One morning, however, I heard a weird noise. I listened, kept my head under, thought it was creaking wood – but there was no driftwood, or structure protruding into the water. Then I listened for longer, and the sound was unmistakable – I’d heard it before on a new-agey CD or TV documentary – it was whalesong. Deep, like the mooing of a cow slowed down, occasionally rising in pitch to a sad-sounding noise. If you’re only about twenty yards out from shore, up to your neck in water, you don’t expect to hear this, surely – nevertheless, at one stage, the sound was so pronounced, I rushed to get my feet onto the floor as I thought whatever it was was about to swim under me.

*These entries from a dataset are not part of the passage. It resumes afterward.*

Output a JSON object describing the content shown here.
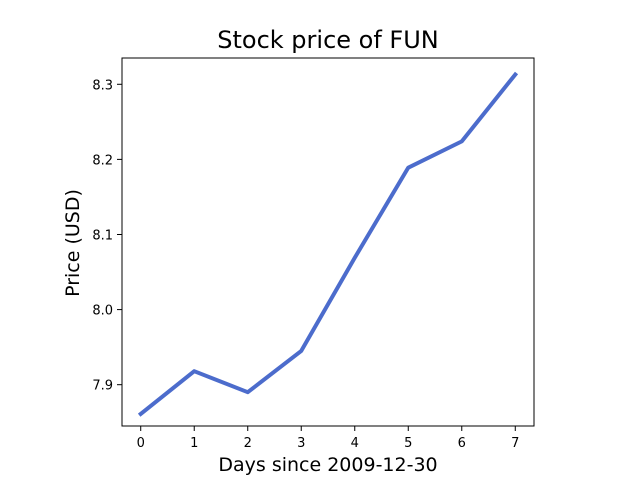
{
  "chart_data": {
    "type": "line",
    "title": "Stock price of FUN",
    "xlabel": "Days since 2009-12-30",
    "ylabel": "Price (USD)",
    "xlim": [
      -0.35,
      7.35
    ],
    "ylim": [
      7.845,
      8.335
    ],
    "xticks": [
      0,
      1,
      2,
      3,
      4,
      5,
      6,
      7
    ],
    "xtick_labels": [
      "0",
      "1",
      "2",
      "3",
      "4",
      "5",
      "6",
      "7"
    ],
    "yticks": [
      7.9,
      8.0,
      8.1,
      8.2,
      8.3
    ],
    "ytick_labels": [
      "7.9",
      "8.0",
      "8.1",
      "8.2",
      "8.3"
    ],
    "grid": false,
    "series": [
      {
        "color": "#4c6ccc",
        "x": [
          0,
          1,
          2,
          3,
          4,
          5,
          6,
          7
        ],
        "y": [
          7.861,
          7.918,
          7.89,
          7.945,
          8.069,
          8.189,
          8.224,
          8.313
        ]
      }
    ]
  }
}
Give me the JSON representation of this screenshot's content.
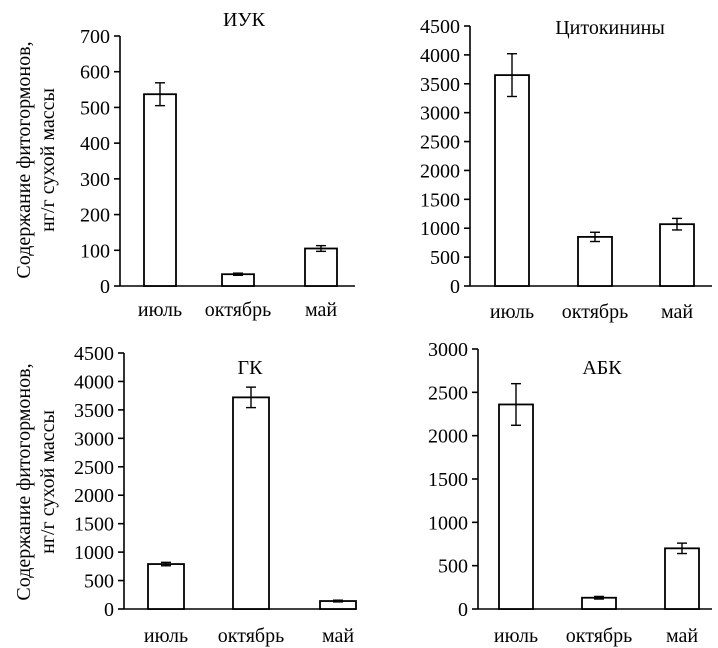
{
  "y_label_line1": "Содержание фитогормонов,",
  "y_label_line2": "нг/г сухой массы",
  "chart_data": [
    {
      "type": "bar",
      "title": "ИУК",
      "categories": [
        "июль",
        "октябрь",
        "май"
      ],
      "values": [
        537,
        33,
        105
      ],
      "errors": [
        32,
        3,
        8
      ],
      "ylim": [
        0,
        700
      ],
      "yticks": [
        0,
        100,
        200,
        300,
        400,
        500,
        600,
        700
      ],
      "ylabel": "Содержание фитогормонов, нг/г сухой массы"
    },
    {
      "type": "bar",
      "title": "Цитокинины",
      "categories": [
        "июль",
        "октябрь",
        "май"
      ],
      "values": [
        3650,
        850,
        1070
      ],
      "errors": [
        370,
        80,
        100
      ],
      "ylim": [
        0,
        4500
      ],
      "yticks": [
        0,
        500,
        1000,
        1500,
        2000,
        2500,
        3000,
        3500,
        4000,
        4500
      ]
    },
    {
      "type": "bar",
      "title": "ГК",
      "categories": [
        "июль",
        "октябрь",
        "май"
      ],
      "values": [
        790,
        3720,
        140
      ],
      "errors": [
        30,
        180,
        15
      ],
      "ylim": [
        0,
        4500
      ],
      "yticks": [
        0,
        500,
        1000,
        1500,
        2000,
        2500,
        3000,
        3500,
        4000,
        4500
      ],
      "ylabel": "Содержание фитогормонов, нг/г сухой массы"
    },
    {
      "type": "bar",
      "title": "АБК",
      "categories": [
        "июль",
        "октябрь",
        "май"
      ],
      "values": [
        2360,
        130,
        700
      ],
      "errors": [
        240,
        15,
        60
      ],
      "ylim": [
        0,
        3000
      ],
      "yticks": [
        0,
        500,
        1000,
        1500,
        2000,
        2500,
        3000
      ]
    }
  ]
}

I kept quiet about this – who’d believe you’d hear whalesong swimming in shallow water? That afternoon, however, I was walking along the seafront at Kovalam, and saw dozens of people running down to the shore, grabbing binoculars – surely enough, out to sea, just below the horizon, a water spout shot into the air, and a large tail splashed down into the water. A fishing boat nearby was getting rocked about by the disturbances in the water.

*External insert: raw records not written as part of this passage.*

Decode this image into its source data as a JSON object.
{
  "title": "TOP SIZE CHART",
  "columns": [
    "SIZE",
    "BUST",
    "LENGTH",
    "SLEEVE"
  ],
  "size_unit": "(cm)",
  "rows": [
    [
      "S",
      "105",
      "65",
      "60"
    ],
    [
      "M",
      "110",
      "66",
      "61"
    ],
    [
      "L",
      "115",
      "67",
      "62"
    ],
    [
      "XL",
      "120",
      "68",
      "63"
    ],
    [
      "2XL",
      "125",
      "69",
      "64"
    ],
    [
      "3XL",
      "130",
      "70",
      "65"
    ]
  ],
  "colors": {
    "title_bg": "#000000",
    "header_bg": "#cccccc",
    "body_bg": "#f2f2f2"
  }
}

Did I hear that whale, or am I going potty?!

Anyway, speaking of noise – Chennai has plenty of it. Car horns blow deep, motorbike horns blow harsh and loud, and auto-rickshaw horns sound like someone strangling a puppet. On top of all this is the sound of rickshaw drivers yelling abuse at each other.

Yesterday, I took a rickshaw to the excellently appropriately named Tamilnadu Tourism Development Corporation (TTDC), to go on a tour of Chennai. The TTDC office had on the wall the following message:

“Tonsuring in Tirumala is permitted from Monday – Thursday.
We will serve you 24 hours a day throughout the year”.

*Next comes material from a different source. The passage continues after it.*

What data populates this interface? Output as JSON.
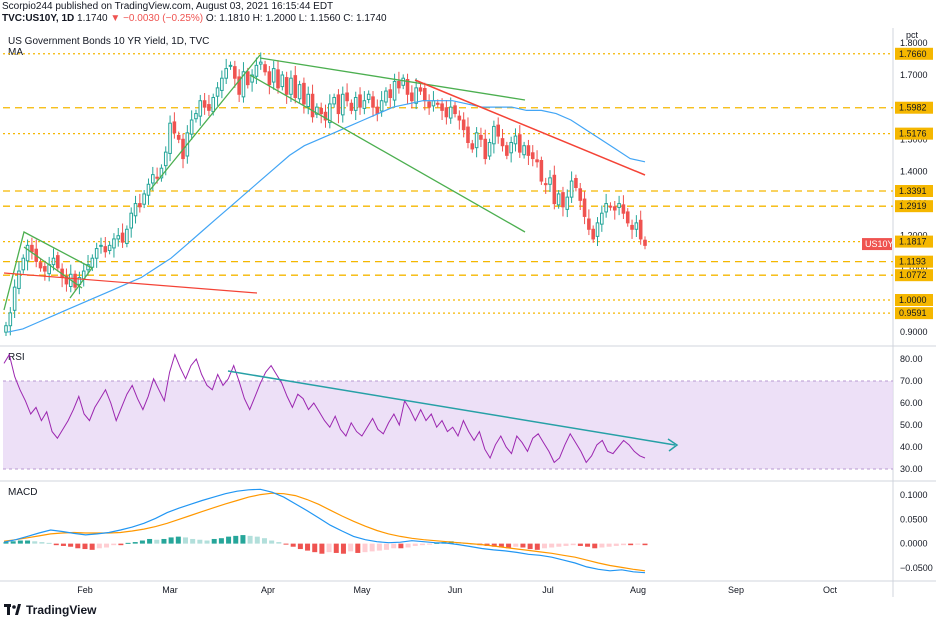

The tour was presented by a very friendly lady who whisked us around Chennai at breakneck speed, taking in the Government Museum, a temple, a memorial to a poet, the beach, and passing briefly over the smelliest body of water I have ever smelt. The best thing about this was meeting some great people. We all ended up going out for dinner and beers last night, so my recommendation here is that even if the tour isn’t up to much, the opportunities to meet people make it well worth it!

A few of us from the tour yesterday went to AVM Film Studios today – Chennai is the second biggest producer of movies in India after Mumbai, and probably still produces more movies than Hollywood every year on its own. Tamil Nadu’s films have always been quite political, as well as featuring the obligatory dance numbers and romance, so depict low-caste heroes defying the odds, and Robin-Hood style stars standing up for the oppressed. Entry was free and we were allowed free access to wander around the sets.

We saw a song-and-dance number being filmed, I managed to exchange grins with a very beautiful actress (think I pulled), and we got to play around in a set that was a cross between a game show and Barbarella’s boudoir! It was fantastic! At one point, a young chap came up to Nilesh (chap I met yesterday) and started chatting – it turned out he was the star of the movie we were watching being filmed. You don’t get to do all this in Hollywood, I’ll bet!

Anyway – as always, pictures follow – this time, because I forgot my little cable.

7 thoughts on “Noises and movie stars”

  1. I now have a vision of you floating on your back in the sea. And you doubt if you heard the mating call of another whale!!!!

    Belated Birthday greetings from Niall and Stacy.